Again, hospital administrators say that isn’t true. Heatherly said the hospital has had an open dialogue with the state about its plans to change emergency services and the new plan has been approved.
“This is not a conversation that’s new to them in rural communities that have low volume overnight,” he said. “I find Dr. VanMiddlesworth’s comments unfortunate and not always based in fact.”
Stargell said the hospital has also had an open discussion about the changes with Swain and Graham county commissioners and their respective Emergency Management departments. It’s important for EMTs to understand the new model and be able to make the most informed decisions when deciding where to transport a patient.
“We need their expertise and we need to work together as we plan to roll this out,” she said.
Heatherly also denied that the change was made simply to save money. As with any business, he said hospitals have to respond to changes in the market and adjust operations accordingly to best serve its customers. Changing the model for how the ER functions will allow Swain hospital to reallocate resources where they are most needed.
“Certainly we’ve seen some changes in that market and we have to adapt our business model to the changes,” he said. “These operational changes are designed to allow us to operate more efficiently and have a more sustainable model for Swain.”
Stargell said the change would allow Swain hospital to expand some other services — including endoscopy, a sleep lab, a new CT scanner, and the addition of more physicians to provide primary and subspecialty care.

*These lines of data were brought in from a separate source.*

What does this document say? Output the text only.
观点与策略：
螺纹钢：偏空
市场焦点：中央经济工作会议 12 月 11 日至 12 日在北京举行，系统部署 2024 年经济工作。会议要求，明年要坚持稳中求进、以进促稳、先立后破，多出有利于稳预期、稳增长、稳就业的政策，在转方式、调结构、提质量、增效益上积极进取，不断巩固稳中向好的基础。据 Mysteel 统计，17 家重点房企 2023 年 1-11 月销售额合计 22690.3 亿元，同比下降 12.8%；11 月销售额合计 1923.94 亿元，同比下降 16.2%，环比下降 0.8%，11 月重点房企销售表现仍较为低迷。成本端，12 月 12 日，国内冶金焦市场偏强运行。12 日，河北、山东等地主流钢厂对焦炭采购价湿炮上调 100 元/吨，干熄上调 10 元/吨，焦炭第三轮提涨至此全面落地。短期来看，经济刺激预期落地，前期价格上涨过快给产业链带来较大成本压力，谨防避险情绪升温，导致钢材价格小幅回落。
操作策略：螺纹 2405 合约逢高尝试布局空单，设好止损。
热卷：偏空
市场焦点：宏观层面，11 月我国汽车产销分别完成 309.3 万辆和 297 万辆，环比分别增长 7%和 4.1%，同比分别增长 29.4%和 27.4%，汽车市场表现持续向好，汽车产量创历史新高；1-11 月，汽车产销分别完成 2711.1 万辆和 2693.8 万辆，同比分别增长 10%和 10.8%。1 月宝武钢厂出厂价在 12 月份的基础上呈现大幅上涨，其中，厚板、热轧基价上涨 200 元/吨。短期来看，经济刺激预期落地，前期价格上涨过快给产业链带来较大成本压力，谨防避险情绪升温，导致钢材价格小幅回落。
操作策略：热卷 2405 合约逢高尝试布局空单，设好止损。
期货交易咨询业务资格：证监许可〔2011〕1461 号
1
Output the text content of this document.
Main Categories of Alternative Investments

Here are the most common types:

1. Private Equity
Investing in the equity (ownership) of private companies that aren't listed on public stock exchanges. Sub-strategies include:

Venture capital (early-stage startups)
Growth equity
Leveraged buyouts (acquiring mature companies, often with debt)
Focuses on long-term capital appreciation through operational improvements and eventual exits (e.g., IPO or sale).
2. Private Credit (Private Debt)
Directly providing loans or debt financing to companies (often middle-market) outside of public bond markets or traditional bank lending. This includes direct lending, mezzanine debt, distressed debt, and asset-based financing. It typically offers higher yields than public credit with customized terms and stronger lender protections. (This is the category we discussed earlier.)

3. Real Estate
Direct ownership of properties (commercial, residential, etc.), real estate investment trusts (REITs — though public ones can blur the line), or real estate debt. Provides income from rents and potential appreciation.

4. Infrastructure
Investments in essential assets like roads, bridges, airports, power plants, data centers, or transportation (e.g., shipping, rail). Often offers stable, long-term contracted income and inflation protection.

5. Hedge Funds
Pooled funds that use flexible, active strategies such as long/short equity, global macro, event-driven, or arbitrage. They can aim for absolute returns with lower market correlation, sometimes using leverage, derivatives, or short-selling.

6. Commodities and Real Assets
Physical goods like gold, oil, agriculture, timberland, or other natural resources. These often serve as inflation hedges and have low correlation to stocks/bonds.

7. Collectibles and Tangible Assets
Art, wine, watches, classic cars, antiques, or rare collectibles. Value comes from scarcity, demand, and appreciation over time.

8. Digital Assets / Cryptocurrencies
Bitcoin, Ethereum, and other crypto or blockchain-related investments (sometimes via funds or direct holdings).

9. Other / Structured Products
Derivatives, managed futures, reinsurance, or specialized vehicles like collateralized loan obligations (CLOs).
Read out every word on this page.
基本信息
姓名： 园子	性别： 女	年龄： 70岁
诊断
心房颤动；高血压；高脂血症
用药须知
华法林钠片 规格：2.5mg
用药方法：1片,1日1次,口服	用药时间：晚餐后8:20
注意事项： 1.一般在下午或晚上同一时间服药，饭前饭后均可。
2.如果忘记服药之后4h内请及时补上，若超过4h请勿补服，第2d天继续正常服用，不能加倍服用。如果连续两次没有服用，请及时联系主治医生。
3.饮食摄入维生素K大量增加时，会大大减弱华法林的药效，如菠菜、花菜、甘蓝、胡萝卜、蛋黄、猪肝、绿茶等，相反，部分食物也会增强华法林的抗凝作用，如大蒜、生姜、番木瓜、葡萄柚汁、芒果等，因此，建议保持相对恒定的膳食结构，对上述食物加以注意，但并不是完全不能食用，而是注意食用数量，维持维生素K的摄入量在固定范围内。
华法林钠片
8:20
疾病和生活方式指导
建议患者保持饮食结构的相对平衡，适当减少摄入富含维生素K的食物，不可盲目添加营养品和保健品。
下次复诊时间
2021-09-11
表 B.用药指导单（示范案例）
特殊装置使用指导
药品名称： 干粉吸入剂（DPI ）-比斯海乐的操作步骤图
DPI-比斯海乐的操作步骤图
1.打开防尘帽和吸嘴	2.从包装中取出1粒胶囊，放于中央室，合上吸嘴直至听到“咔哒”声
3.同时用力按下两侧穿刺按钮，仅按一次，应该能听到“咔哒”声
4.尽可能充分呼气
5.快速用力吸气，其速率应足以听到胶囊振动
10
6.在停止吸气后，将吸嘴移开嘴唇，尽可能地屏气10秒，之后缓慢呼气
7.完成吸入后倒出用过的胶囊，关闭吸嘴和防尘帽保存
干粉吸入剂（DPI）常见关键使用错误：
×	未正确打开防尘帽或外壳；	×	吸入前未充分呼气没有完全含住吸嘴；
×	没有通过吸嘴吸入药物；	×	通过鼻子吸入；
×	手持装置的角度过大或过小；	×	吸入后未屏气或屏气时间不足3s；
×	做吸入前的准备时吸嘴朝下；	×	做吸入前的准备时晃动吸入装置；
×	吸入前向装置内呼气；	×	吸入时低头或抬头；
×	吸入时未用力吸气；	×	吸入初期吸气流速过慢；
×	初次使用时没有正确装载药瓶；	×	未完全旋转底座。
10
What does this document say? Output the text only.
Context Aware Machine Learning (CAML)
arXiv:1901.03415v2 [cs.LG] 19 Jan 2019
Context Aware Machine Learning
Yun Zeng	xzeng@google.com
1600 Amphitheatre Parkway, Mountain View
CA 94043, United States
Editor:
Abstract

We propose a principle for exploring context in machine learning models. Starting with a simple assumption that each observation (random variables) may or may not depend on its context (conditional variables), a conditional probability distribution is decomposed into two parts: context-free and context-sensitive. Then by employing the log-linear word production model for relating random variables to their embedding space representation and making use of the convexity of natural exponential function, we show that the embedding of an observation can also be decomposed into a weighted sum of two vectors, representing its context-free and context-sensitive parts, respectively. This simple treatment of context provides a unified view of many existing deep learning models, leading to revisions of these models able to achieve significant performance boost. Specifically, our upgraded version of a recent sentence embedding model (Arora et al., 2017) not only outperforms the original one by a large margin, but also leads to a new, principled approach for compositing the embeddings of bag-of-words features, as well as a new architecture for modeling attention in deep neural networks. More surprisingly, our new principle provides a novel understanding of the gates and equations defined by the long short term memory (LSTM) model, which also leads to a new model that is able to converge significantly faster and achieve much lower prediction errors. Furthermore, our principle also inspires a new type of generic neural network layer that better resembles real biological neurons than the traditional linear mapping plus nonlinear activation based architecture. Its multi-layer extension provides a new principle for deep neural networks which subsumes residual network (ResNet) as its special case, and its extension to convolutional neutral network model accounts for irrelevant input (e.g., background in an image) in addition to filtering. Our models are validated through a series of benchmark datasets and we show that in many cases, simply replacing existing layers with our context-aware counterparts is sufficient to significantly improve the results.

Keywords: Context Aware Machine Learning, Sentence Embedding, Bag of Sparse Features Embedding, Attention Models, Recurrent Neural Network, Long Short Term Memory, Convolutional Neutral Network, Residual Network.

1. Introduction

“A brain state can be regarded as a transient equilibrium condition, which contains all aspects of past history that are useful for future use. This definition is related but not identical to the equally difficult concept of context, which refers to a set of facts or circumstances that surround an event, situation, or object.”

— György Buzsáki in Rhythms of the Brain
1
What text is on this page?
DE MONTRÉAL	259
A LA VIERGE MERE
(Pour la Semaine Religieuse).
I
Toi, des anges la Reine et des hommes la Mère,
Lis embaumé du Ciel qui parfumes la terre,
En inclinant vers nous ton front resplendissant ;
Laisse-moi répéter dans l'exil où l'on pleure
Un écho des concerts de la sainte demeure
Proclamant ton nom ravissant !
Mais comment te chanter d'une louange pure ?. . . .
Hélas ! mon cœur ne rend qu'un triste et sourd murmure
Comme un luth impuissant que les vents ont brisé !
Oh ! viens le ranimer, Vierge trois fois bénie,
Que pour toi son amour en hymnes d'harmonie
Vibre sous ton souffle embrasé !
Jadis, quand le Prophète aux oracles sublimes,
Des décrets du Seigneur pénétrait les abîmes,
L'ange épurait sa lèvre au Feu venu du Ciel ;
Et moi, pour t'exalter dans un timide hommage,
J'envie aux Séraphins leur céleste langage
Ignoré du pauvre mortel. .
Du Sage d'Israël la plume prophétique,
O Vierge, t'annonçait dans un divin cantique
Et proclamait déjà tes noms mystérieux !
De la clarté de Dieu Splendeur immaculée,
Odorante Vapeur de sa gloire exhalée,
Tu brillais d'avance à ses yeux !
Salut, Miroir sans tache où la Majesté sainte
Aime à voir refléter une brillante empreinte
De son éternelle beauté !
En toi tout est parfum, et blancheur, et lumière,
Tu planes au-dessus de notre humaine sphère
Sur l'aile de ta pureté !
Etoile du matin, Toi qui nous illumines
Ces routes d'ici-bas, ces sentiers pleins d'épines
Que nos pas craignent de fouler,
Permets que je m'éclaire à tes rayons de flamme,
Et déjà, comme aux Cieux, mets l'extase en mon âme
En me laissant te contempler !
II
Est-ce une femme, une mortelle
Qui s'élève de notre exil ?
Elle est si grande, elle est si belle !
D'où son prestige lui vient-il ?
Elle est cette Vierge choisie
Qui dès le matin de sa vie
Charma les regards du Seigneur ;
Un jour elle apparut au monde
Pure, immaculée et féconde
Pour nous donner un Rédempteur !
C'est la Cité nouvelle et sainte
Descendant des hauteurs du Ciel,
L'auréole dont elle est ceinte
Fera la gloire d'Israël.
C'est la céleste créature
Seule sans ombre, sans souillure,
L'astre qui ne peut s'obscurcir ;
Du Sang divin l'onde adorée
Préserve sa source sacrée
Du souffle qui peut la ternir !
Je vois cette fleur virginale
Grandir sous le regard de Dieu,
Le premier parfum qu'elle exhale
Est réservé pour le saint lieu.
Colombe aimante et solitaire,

Having more physicians on staff means fewer residents will have to travel to other counties for medical services.
“In March we got a new pediatrician who is staying extremely busy in Swain County and next summer we’ll have another physician at Swain Family Care, so access is expanding,” she said.
While he couldn’t give a specific number, Heatherly acknowledged that the ER staffing changes would impact several hospital positions. He said they are working to shift people into different positions instead of laying them off.
“That’s one thing we’ve been very diligent about — we don’t want to lose good employees to the organization even if their job changes,” he said.
Lastly, Stargell wanted to assure residents that the hospital would still provide quality emergency services while continuing to expand in other needed areas. She said Swain Community Hospital is in good standing and the ER changes are not a precursor to a hospital closure.
“The ER is not closing — we’ll have a provider in the building and nursing staff in the building,” she said. “If people are having an emergency situation, they will come to the hospital to be evaluated and get further treatment if needed — the same standard as we have today — then they are transferred to the appropriate facility if needed.”